I was talking about agile development with one of our software developers, who also used to be a data warehouse consultant. He made the point that designing and building a data warehouse is harder than designing and building software. The culprit – data. The conclusion we came to was that rather than adopting the same practices we should be looking at the best way to adapt the Agile Manifesto to the more complex problem of implementing a data warehouse, otherwise we run the risk of falling into the same traps that the agile movement set out to avoid.
We are not talking about Agile BI. That is the easy part; it just makes total sense. Collaboration and responsiveness to change are prerequisites to success. We can’t imagine a better way of building a report, graph, dashboard etc than sitting down with users, with their data, and showing what is possible.
It is when the data isn’t there that the process becomes harder. That’s where we see the challenges for agile in the data world.
Agile in the data world needs to extend past the BI layer and into the data warehouse itself. We have all seen situations where it would have been considerably easier to make changes to the data layer rather than twist the BI tool to perform unnatural acts.
One answer to agile data warehousing is to gather all the data you need, organize it around the business (rather than source systems or requirements). Once you have this data layer, or enough of it, in place you can start to rapidly build out an agile data layer – we see these called data marts, dependent data marts, reporting tables, presentation layer objects, sandboxes and a myriad of other names. There is nothing wrong with this – in fact we endorse this strategy and actively promote it to organizations with existing data warehouses). If you have a robust, functional, well designed data warehouse in place, then encouraging usage is not a bad aim.

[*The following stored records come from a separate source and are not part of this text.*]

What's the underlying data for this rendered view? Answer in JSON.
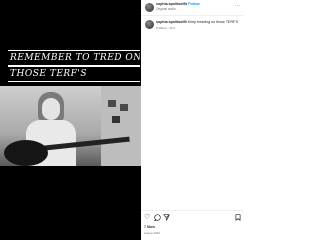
{
  "media": {
    "caption_line1": "REMEMBER TO TRED ON",
    "caption_line2": "THOSE TERF'S"
  },
  "header": {
    "username": "sophia.spolitsolfit",
    "follow_label": "• Follow",
    "subtitle": "Original audio",
    "more_icon": "more-icon"
  },
  "comment": {
    "username": "sophia.spolitsolfit",
    "text": " Keep treading on those TERF'S",
    "meta": "8 Wlleol · 26 d"
  },
  "actions": {
    "icons": [
      "heart-icon",
      "comment-icon",
      "share-icon",
      "save-icon"
    ],
    "likes": "7 likes",
    "date": "Aoaya 2022"
  }
}
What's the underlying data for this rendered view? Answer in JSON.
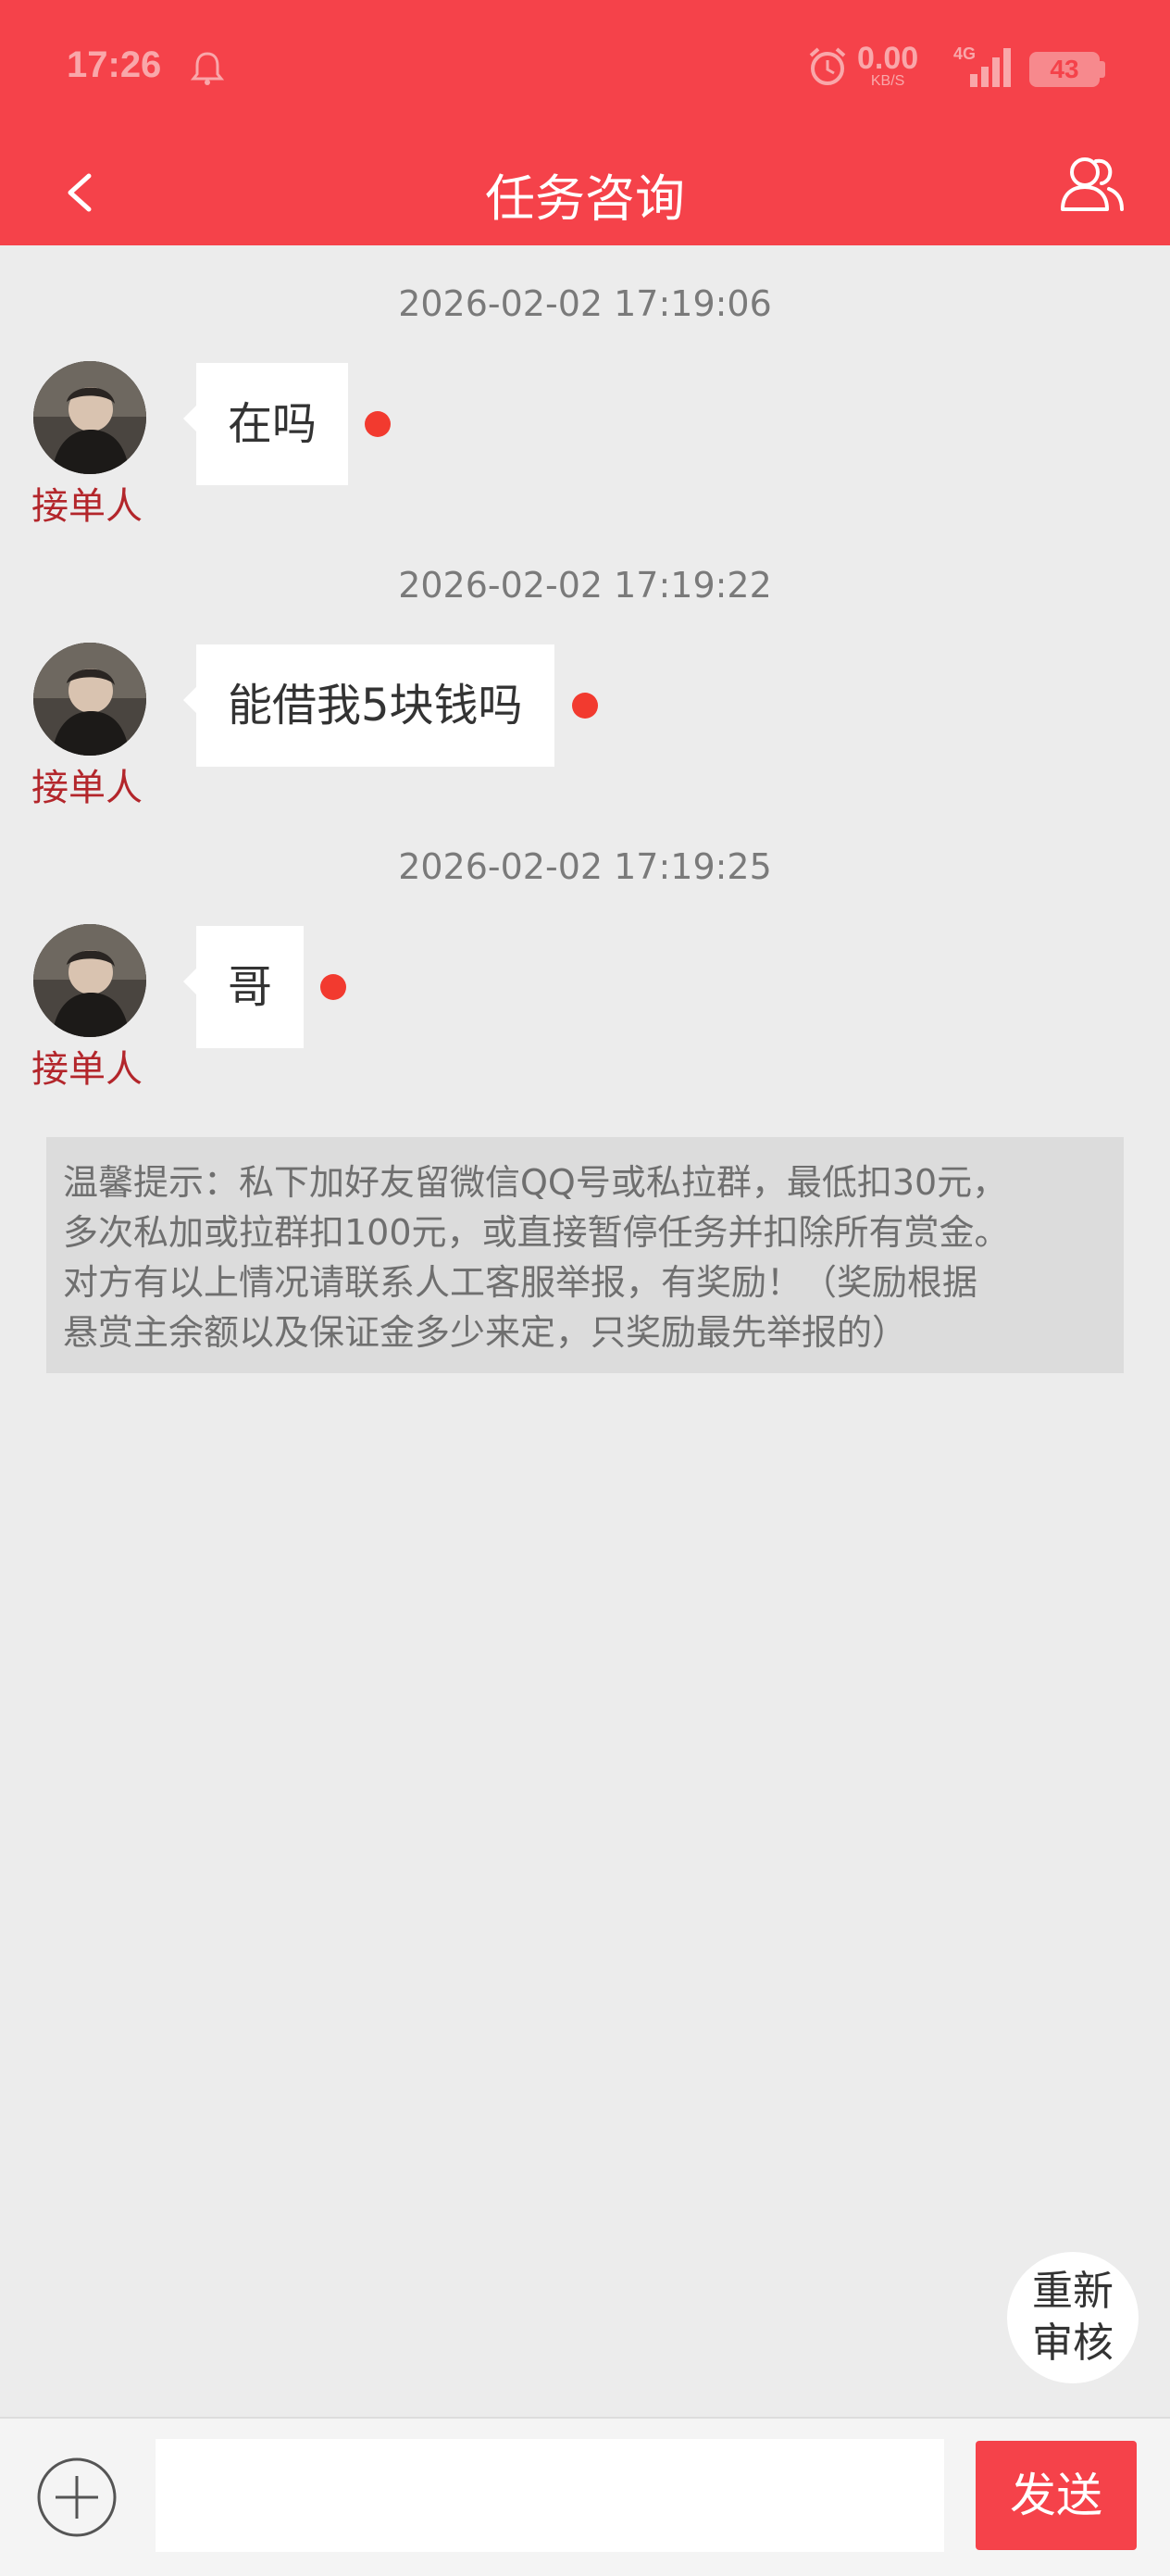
{
  "status_bar": {
    "time": "17:26",
    "net_speed": "0.00",
    "net_unit": "KB/S",
    "network": "4G",
    "battery": "43"
  },
  "header": {
    "title": "任务咨询"
  },
  "messages": [
    {
      "timestamp": "2026-02-02 17:19:06",
      "sender": "接单人",
      "text": "在吗"
    },
    {
      "timestamp": "2026-02-02 17:19:22",
      "sender": "接单人",
      "text": "能借我5块钱吗"
    },
    {
      "timestamp": "2026-02-02 17:19:25",
      "sender": "接单人",
      "text": "哥"
    }
  ],
  "tip": {
    "lines": [
      "温馨提示：私下加好友留微信QQ号或私拉群，最低扣30元，",
      "多次私加或拉群扣100元，或直接暂停任务并扣除所有赏金。",
      "对方有以上情况请联系人工客服举报，有奖励！（奖励根据",
      "悬赏主余额以及保证金多少来定，只奖励最先举报的）"
    ]
  },
  "floating_button": {
    "line1": "重新",
    "line2": "审核"
  },
  "composer": {
    "input_value": "",
    "send_label": "发送"
  },
  "colors": {
    "accent": "#f5424a",
    "role_text": "#b3262b",
    "unread_dot": "#f23a2f",
    "background": "#ececec"
  },
  "icons": [
    "notification-icon",
    "alarm-icon",
    "signal-icon",
    "battery-icon",
    "back-icon",
    "user-icon",
    "plus-icon"
  ]
}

Stephen Brobst, Michael McIntire and Edward Rado talk about the concept of sandboxing in Teradata environments in their 2008 article Agile Data Warehousing with Integrated Sandboxing. They go further than I would on governance advocating allowable residency of 90 days for sandbox tables, but in principle we are in agreement.

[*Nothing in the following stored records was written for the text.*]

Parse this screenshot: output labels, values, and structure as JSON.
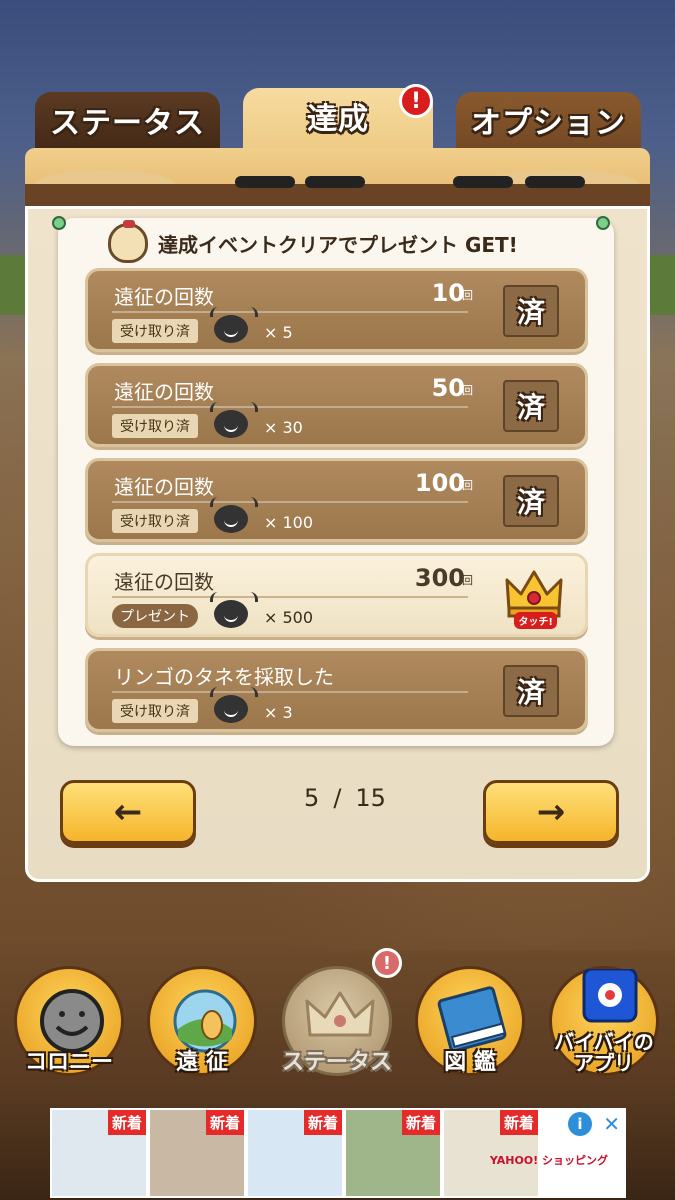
{
  "tabs": [
    {
      "label": "ステータス"
    },
    {
      "label": "達成",
      "alert": "!"
    },
    {
      "label": "オプション"
    }
  ],
  "header": {
    "text": "達成イベントクリアでプレゼント GET!"
  },
  "rows": [
    {
      "title": "遠征の回数",
      "count": "10",
      "unit": "回",
      "status": "受け取り済",
      "qty": "× 5",
      "badge": "済"
    },
    {
      "title": "遠征の回数",
      "count": "50",
      "unit": "回",
      "status": "受け取り済",
      "qty": "× 30",
      "badge": "済"
    },
    {
      "title": "遠征の回数",
      "count": "100",
      "unit": "回",
      "status": "受け取り済",
      "qty": "× 100",
      "badge": "済"
    },
    {
      "title": "遠征の回数",
      "count": "300",
      "unit": "回",
      "status": "プレゼント",
      "qty": "× 500",
      "badge_label": "タッチ!"
    },
    {
      "title": "リンゴのタネを採取した",
      "count": "",
      "unit": "",
      "status": "受け取り済",
      "qty": "× 3",
      "badge": "済"
    }
  ],
  "pagination": {
    "current": "5",
    "separator": "/",
    "total": "15",
    "prev": "←",
    "next": "→"
  },
  "nav": [
    {
      "label": "コロニー"
    },
    {
      "label": "遠 征"
    },
    {
      "label": "ステータス",
      "alert": "!"
    },
    {
      "label": "図 鑑"
    },
    {
      "label": "バイバイの\nアプリ"
    }
  ],
  "ad": {
    "new_label": "新着",
    "brand": "YAHOO! ショッピング",
    "info": "i",
    "close": "✕"
  }
}
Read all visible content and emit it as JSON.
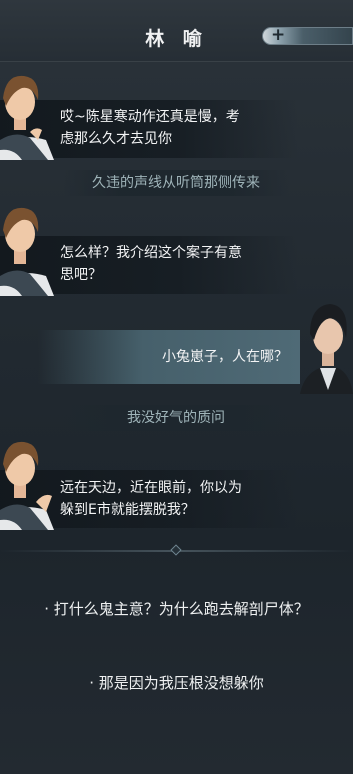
{
  "header": {
    "title": "林 喻",
    "add_icon": "+"
  },
  "messages": [
    {
      "speaker": "left",
      "line1": "哎~陈星寒动作还真是慢，考",
      "line2": "虑那么久才去见你"
    },
    {
      "speaker": "narration",
      "text": "久违的声线从听筒那侧传来"
    },
    {
      "speaker": "left",
      "line1": "怎么样？我介绍这个案子有意",
      "line2": "思吧？"
    },
    {
      "speaker": "right",
      "text": "小兔崽子，人在哪？"
    },
    {
      "speaker": "narration",
      "text": "我没好气的质问"
    },
    {
      "speaker": "left",
      "line1": "远在天边，近在眼前，你以为",
      "line2": "躲到E市就能摆脱我？"
    }
  ],
  "choices": [
    {
      "label": "· 打什么鬼主意？为什么跑去解剖尸体？"
    },
    {
      "label": "· 那是因为我压根没想躲你"
    }
  ]
}
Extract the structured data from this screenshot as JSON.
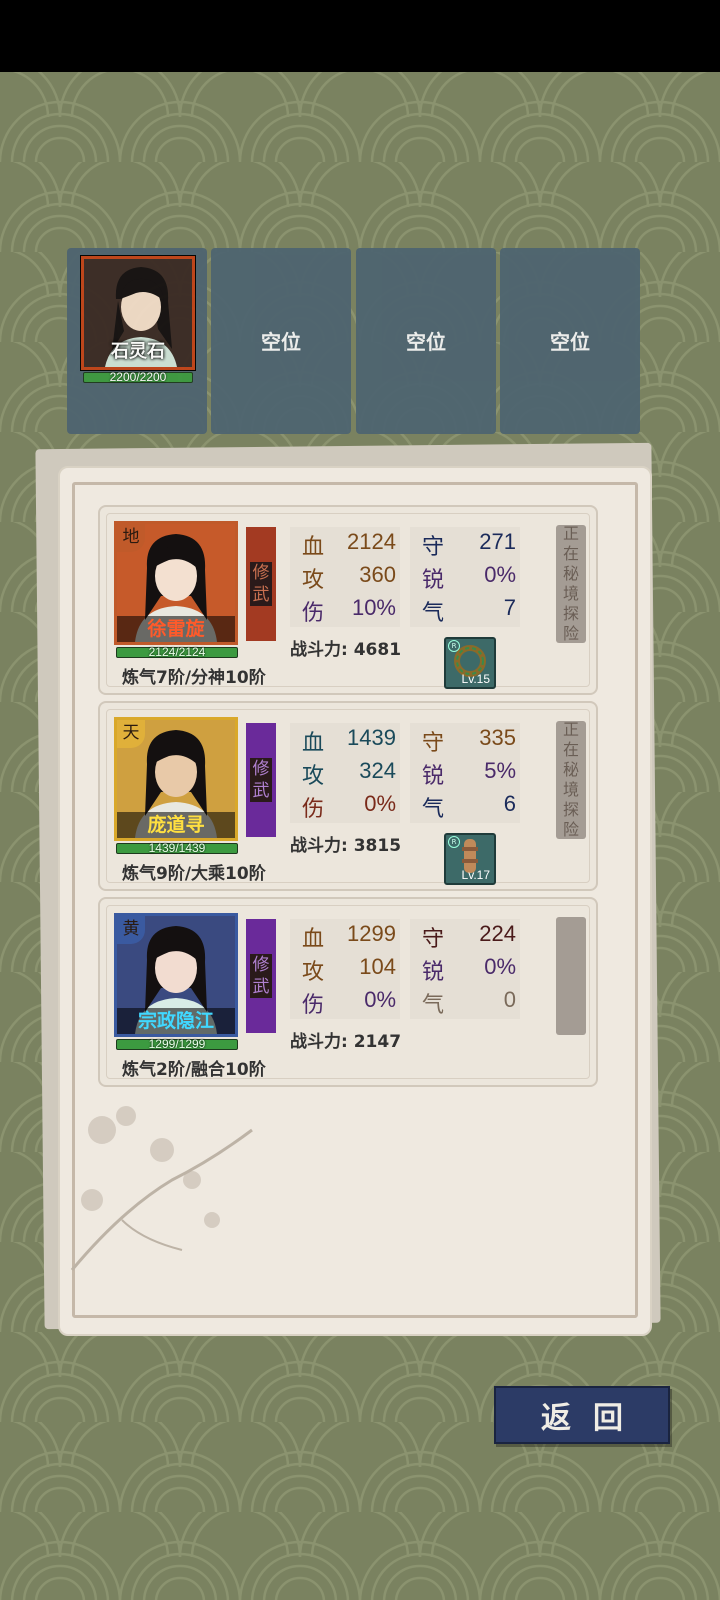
{
  "team": {
    "leader": {
      "name": "石灵石",
      "hp": "2200/2200"
    },
    "slots": [
      "空位",
      "空位",
      "空位"
    ]
  },
  "members": [
    {
      "grade": "地",
      "grade_color": "#c05a2a",
      "name": "徐雷旋",
      "name_color": "#ff5a2a",
      "frame_color": "#c05a2a",
      "hp": "2124/2124",
      "class_tag": [
        "修",
        "武"
      ],
      "class_color": "#a33a22",
      "class_text_color": "#c87050",
      "stats_left": [
        {
          "k": "血",
          "v": "2124"
        },
        {
          "k": "攻",
          "v": "360"
        },
        {
          "k": "伤",
          "v": "10%"
        }
      ],
      "stats_right": [
        {
          "k": "守",
          "v": "271"
        },
        {
          "k": "锐",
          "v": "0%"
        },
        {
          "k": "气",
          "v": "7"
        }
      ],
      "power": "战斗力: 4681",
      "realm": "炼气7阶/分神10阶",
      "equip_icon": "ring-equipment-icon",
      "equip_lv": "Lv.15",
      "status": [
        "正",
        "在",
        "秘",
        "境",
        "探",
        "险"
      ]
    },
    {
      "grade": "天",
      "grade_color": "#e0b03a",
      "name": "庞道寻",
      "name_color": "#ffe040",
      "frame_color": "#d9a82a",
      "hp": "1439/1439",
      "class_tag": [
        "修",
        "武"
      ],
      "class_color": "#6a2a9a",
      "class_text_color": "#b080d0",
      "stats_left": [
        {
          "k": "血",
          "v": "1439"
        },
        {
          "k": "攻",
          "v": "324"
        },
        {
          "k": "伤",
          "v": "0%"
        }
      ],
      "stats_right": [
        {
          "k": "守",
          "v": "335"
        },
        {
          "k": "锐",
          "v": "5%"
        },
        {
          "k": "气",
          "v": "6"
        }
      ],
      "power": "战斗力: 3815",
      "realm": "炼气9阶/大乘10阶",
      "equip_icon": "bracer-equipment-icon",
      "equip_lv": "Lv.17",
      "status": [
        "正",
        "在",
        "秘",
        "境",
        "探",
        "险"
      ]
    },
    {
      "grade": "黄",
      "grade_color": "#3a5aa0",
      "name": "宗政隐江",
      "name_color": "#40d8ff",
      "frame_color": "#3a5aa0",
      "hp": "1299/1299",
      "class_tag": [
        "修",
        "武"
      ],
      "class_color": "#6a2a9a",
      "class_text_color": "#b080d0",
      "stats_left": [
        {
          "k": "血",
          "v": "1299"
        },
        {
          "k": "攻",
          "v": "104"
        },
        {
          "k": "伤",
          "v": "0%"
        }
      ],
      "stats_right": [
        {
          "k": "守",
          "v": "224"
        },
        {
          "k": "锐",
          "v": "0%"
        },
        {
          "k": "气",
          "v": "0"
        }
      ],
      "power": "战斗力: 2147",
      "realm": "炼气2阶/融合10阶",
      "equip_icon": "",
      "equip_lv": "",
      "status": []
    }
  ],
  "colors": {
    "hp_color": "#7a4a1a",
    "atk_color": "#7a4a1a",
    "dmg_color": "#4a2a6a",
    "def_color": "#1a2a5a",
    "sharp_color": "#4a2a6a",
    "qi_color": "#1a2a5a"
  },
  "back_button": "返回"
}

But what about when you don’t have an existing data warehouse? What if you cannot wait until you have that data layer completed?
We believe Agile is a great fit for the data world – as long as we embrace the differences that exist between the data and software development worlds rather than ignore them. The agile manifesto was and is aimed at developing software. We develop data warehouses.
One of the key differences – we start with data from day one, software developers do not.
WhereScape’s answer? Get the data into the equation quicker. In the information world, we can’t deliver working software without data. Our designs are theoretical until they are populated.
Yes, WhereScape RED combines data modelling and data integration with the data to remove silos and reduce handovers. Yes, it integrates meta data into the process for automated documentation and lineage to reduce development time and simplify change. But the practices are more important than the software.
For Agile to have the same impact it in the data world as it has in the software development world, (and I could argue it should have a greater impact!) we need to make sure we adapt rather than adopt the common practices – while ensuring we adhere to the underlying principles.